Different review from
Different review from ANANDTECH
http://www.anandtech.com/show/11658/the-amd-ryzen-3-1300x-ryzen-3-1200-cpu-review/3
Pentium G4560 – Grandmother
Pentium G4560 – Grandmother pc
Intel i3 7100 – Light office pc
AMD r3 1200 (OC@3900) – Entry level enthusiast & cheap gaming pc
AMD r5 1600 (OC) – Mainstream pc
Intel i7 7700k – Top gaming pc
AMD r7 1700 (OC) – Sane top productivity pc & high gaming pc & entry server
AMD threadripper || Intel Xeons – app adjusted or high end servers
“Pentium G4560 – Grandmother
“Pentium G4560 – Grandmother pc” ?
No. It’s a budget enthusiast part. No one is gona buy one of these for a grandma, there are plenty of embedded A8/10 or Atom cpu/board combo’s for far less money. The G4560 is for those who want to save every possible penny to spend more on GPU. And it’s fine for a dedicated gaming rig.
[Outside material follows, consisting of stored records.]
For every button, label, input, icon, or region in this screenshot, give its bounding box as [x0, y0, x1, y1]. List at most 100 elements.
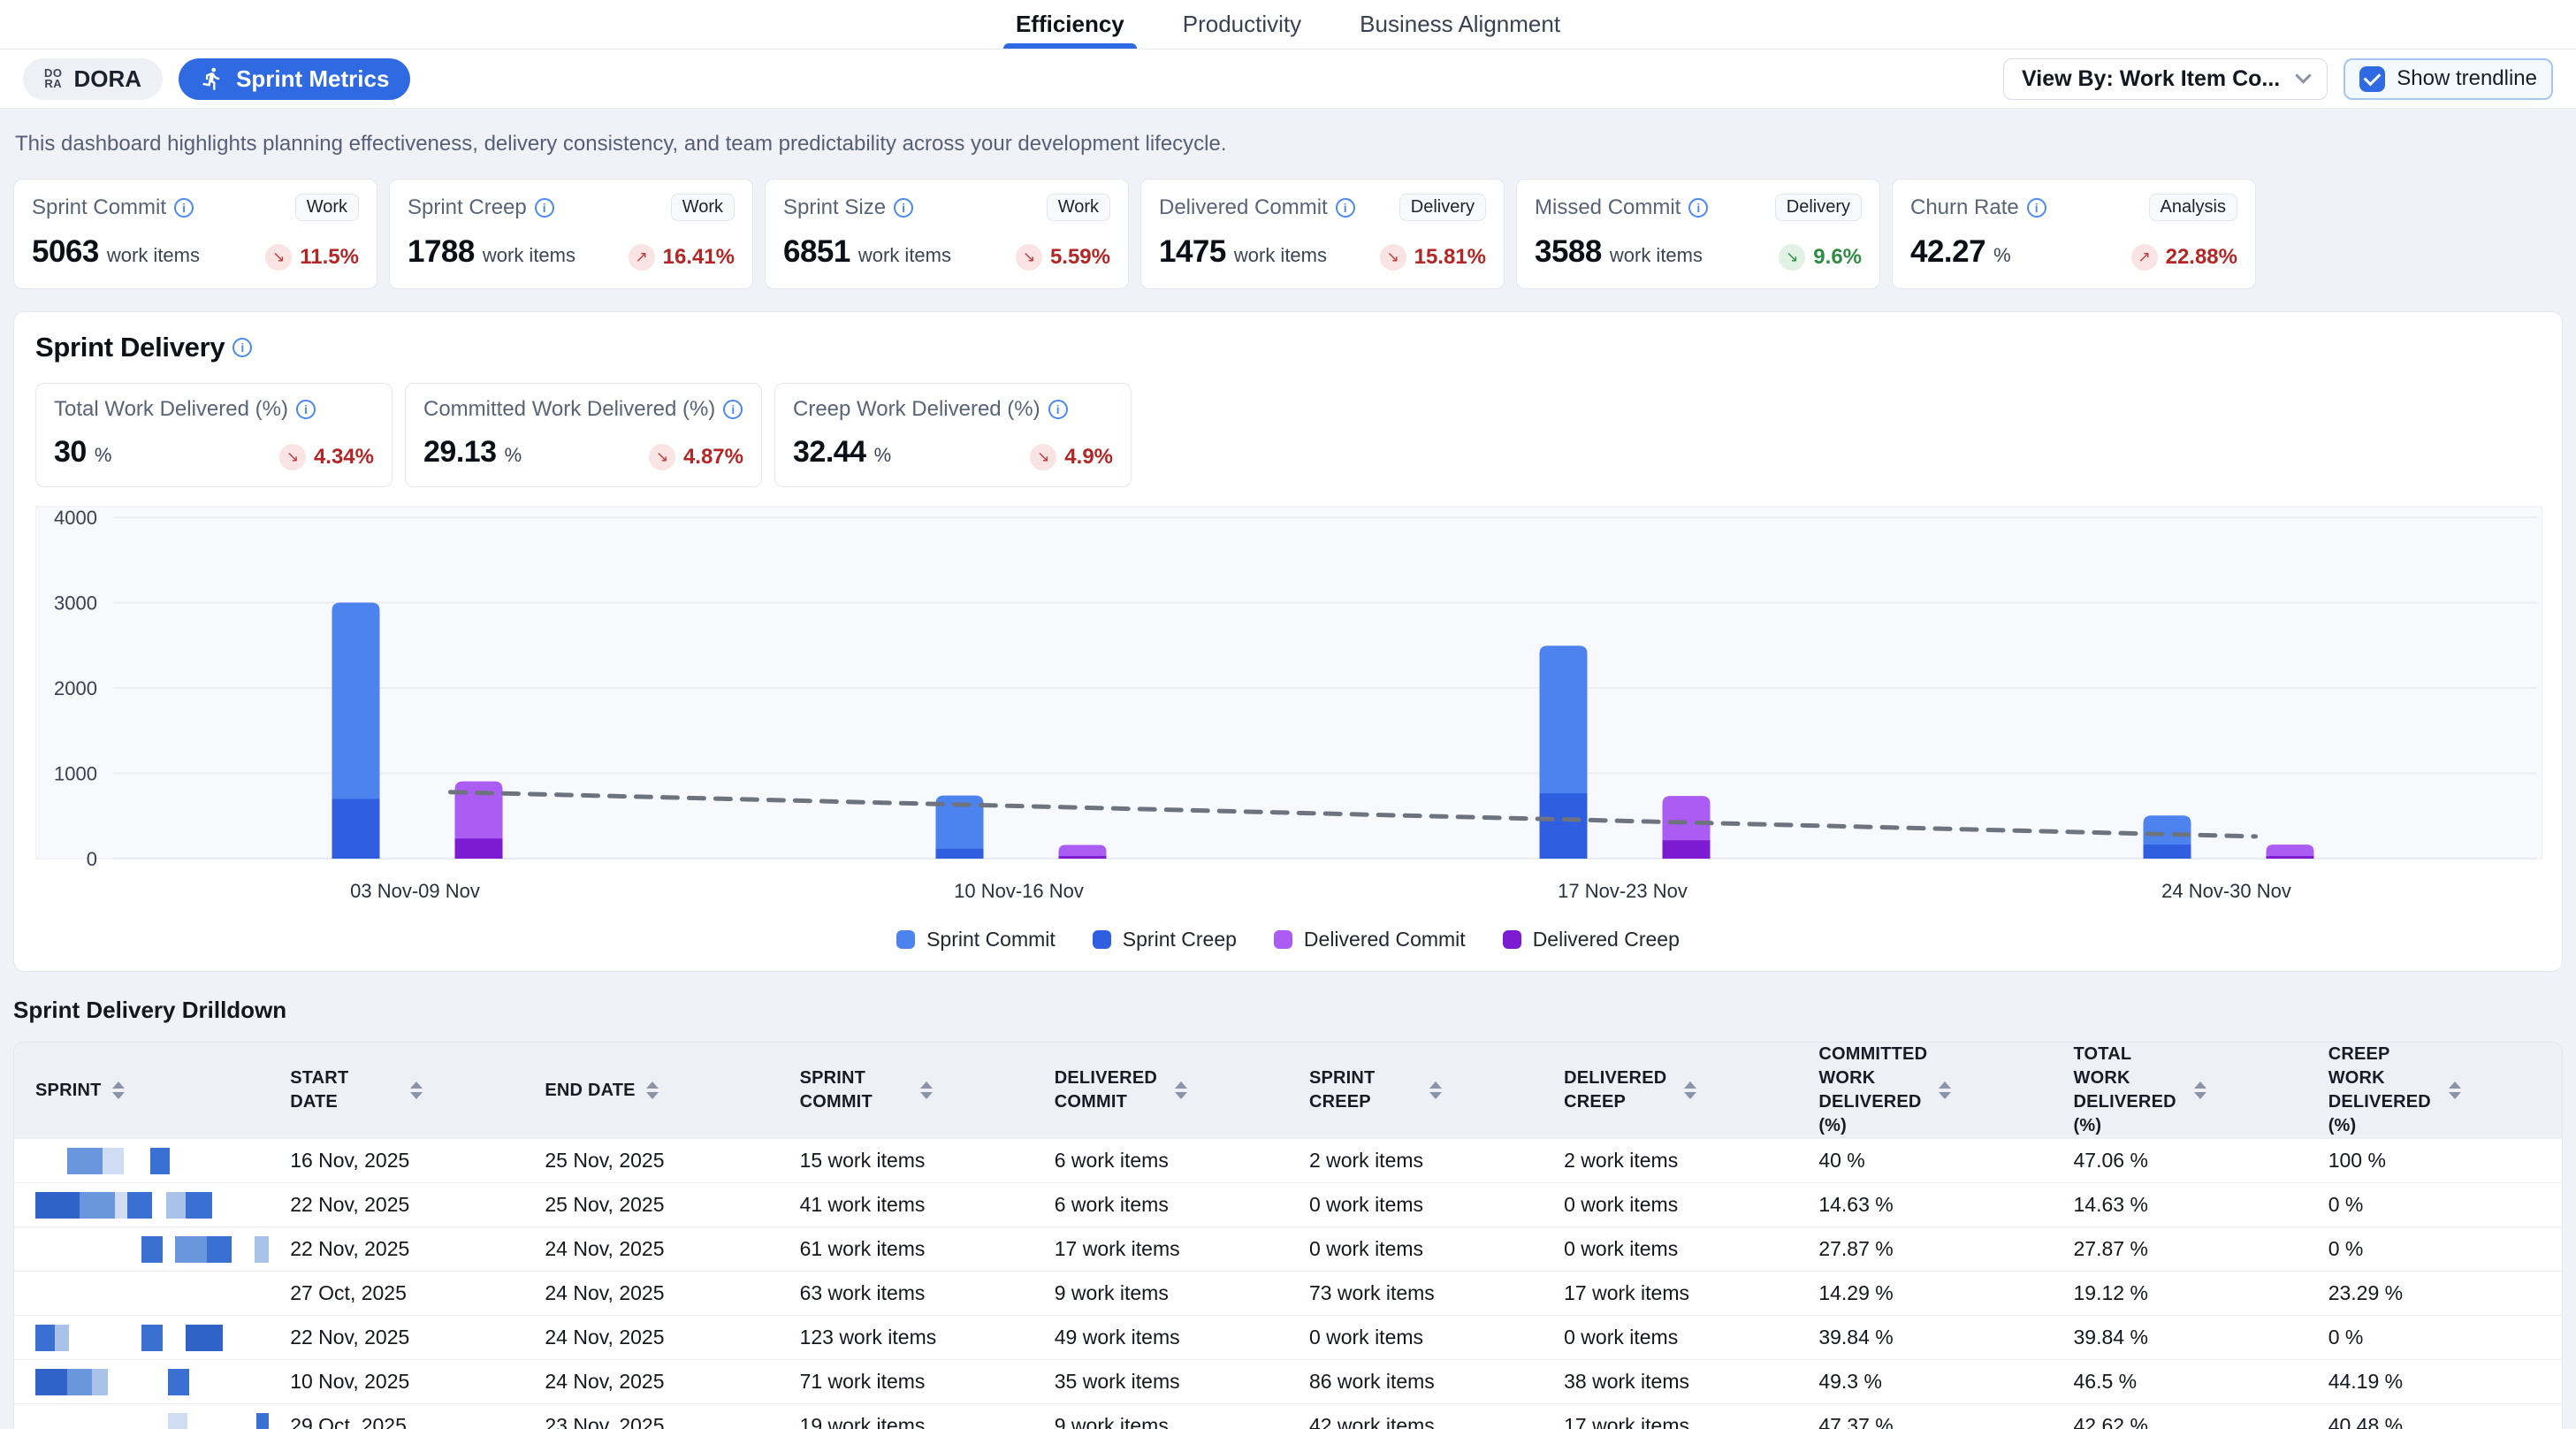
table-row[interactable]: 10 Nov, 202524 Nov, 202571 work items35 …: [14, 1360, 2562, 1404]
sort-up-icon: [920, 1081, 933, 1089]
info-icon[interactable]: i: [723, 400, 743, 419]
redacted-block: [80, 1192, 115, 1219]
legend-item-delivered-commit[interactable]: Delivered Commit: [1274, 928, 1466, 951]
trend-indicator: ↘4.34%: [279, 444, 374, 470]
trend-indicator: ↗16.41%: [629, 244, 735, 271]
redacted-block: [168, 1369, 189, 1395]
cell-sprint-creep: 0 work items: [1288, 1227, 1543, 1272]
info-icon[interactable]: i: [1336, 198, 1355, 218]
column-header-committed-work-delivered[interactable]: COMMITTED WORK DELIVERED (%): [1797, 1043, 2052, 1139]
metric-card-header: Committed Work Delivered (%) i: [423, 397, 743, 422]
checkbox-checked-icon[interactable]: [2359, 66, 2385, 92]
metric-card-title: Churn Rate: [1910, 195, 2019, 220]
dora-button[interactable]: DORA DORA: [23, 58, 163, 100]
column-header-sprint[interactable]: SPRINT: [14, 1043, 269, 1139]
legend-item-sprint-commit[interactable]: Sprint Commit: [896, 928, 1056, 951]
cell-creep-work-delivered: 0 %: [2307, 1227, 2562, 1272]
info-icon[interactable]: i: [1688, 198, 1708, 218]
column-header-label: END DATE: [545, 1079, 635, 1103]
table-row[interactable]: 22 Nov, 202524 Nov, 2025123 work items49…: [14, 1316, 2562, 1360]
trend-indicator: ↘11.5%: [265, 244, 359, 271]
x-axis-category-label: 10 Nov-16 Nov: [954, 880, 1084, 902]
bar-delivered-creep: [2267, 856, 2314, 859]
cell-sprint-commit: 41 work items: [779, 1183, 1033, 1227]
redacted-block: [256, 1413, 269, 1429]
sort-down-icon: [410, 1092, 423, 1099]
table-row[interactable]: 22 Nov, 202524 Nov, 202561 work items17 …: [14, 1227, 2562, 1272]
sort-icon[interactable]: [112, 1081, 125, 1099]
column-header-label: START DATE: [290, 1066, 400, 1114]
column-header-end-date[interactable]: END DATE: [523, 1043, 778, 1139]
table-row[interactable]: 16 Nov, 202525 Nov, 202515 work items6 w…: [14, 1139, 2562, 1183]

Atom for “rich” web browsing
Atom for “rich” web browsing … old people are generally slow, but some of them are also impatient 🙂 I think Pentium is not so expensive, it’s family after all, you can be more generous 🙂
Two my last home desktops were build by pentiums, I’m definitely aware of their potential. But real 4 core CPU for 20-30$ more has besides everything mentioned in reviews also unmeasurable but substantial effect on responsiveness, so I think it should become entry level for enthusiasts.
P. S. Maybe I forgot media pc, also suitable for Pentium or intel i3 CPUs.